Mean shift super-resolution, while compressing the point spread function effectively, often results in negative pixel values and information loss during iterations, especially with complex structures.

Supervised deep learning methods require carefully paired training data and are limited by the availability of ground truth images, making them less versatile across different sample types and modalities.

The new approach uses an unsupervised neural network integrated with fluorescence microscopy priors within the deep-physics-informed sparsity framework to enhance resolution while preserving structural fidelity. It utilizes a physics-informed objective function that incorporates the structure similarity index measure, an L1 norm and a Hessian matrix for sparsity and continuity constraints.

By balancing these constraints with specific weights, the framework optimizes the super-resolution outputs, ensuring high structural integrity and avoiding possible gridding artifacts.
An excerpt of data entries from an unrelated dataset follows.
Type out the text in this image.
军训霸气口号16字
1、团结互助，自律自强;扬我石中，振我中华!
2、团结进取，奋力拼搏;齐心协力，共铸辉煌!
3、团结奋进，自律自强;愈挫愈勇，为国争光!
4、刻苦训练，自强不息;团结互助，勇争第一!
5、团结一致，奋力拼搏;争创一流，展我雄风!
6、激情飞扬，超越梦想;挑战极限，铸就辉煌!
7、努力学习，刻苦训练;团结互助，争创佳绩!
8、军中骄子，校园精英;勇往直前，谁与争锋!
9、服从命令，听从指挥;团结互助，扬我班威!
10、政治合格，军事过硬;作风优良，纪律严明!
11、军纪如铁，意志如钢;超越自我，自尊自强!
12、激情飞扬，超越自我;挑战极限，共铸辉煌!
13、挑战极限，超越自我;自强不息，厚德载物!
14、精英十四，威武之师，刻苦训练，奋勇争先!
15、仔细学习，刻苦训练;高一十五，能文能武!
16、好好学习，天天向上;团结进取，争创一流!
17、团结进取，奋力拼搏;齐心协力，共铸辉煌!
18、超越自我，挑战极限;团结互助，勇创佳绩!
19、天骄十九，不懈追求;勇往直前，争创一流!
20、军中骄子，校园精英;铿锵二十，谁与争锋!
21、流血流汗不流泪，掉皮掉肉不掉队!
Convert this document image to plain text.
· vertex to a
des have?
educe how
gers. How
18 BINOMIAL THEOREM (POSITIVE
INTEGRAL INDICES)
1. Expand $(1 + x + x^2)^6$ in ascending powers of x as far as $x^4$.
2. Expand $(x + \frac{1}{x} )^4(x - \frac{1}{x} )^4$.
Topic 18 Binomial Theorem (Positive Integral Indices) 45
This setup is complemented by a modified U-NET architecture incorporating an error-feedback unit, which addresses the loss of feature map information typically encountered in conventional U-NETs. The framework's dual-stage architecture, including denoising and deep-physics-informed sparsity processes, further refines the super-resolution results, making it applicable across various imaging modalities.

The training of the network involved a two-step transfer strategy using specific datasets to enhance the resolution and structural fidelity, thereby ensuring broad applicability and high-fidelity reconstruction.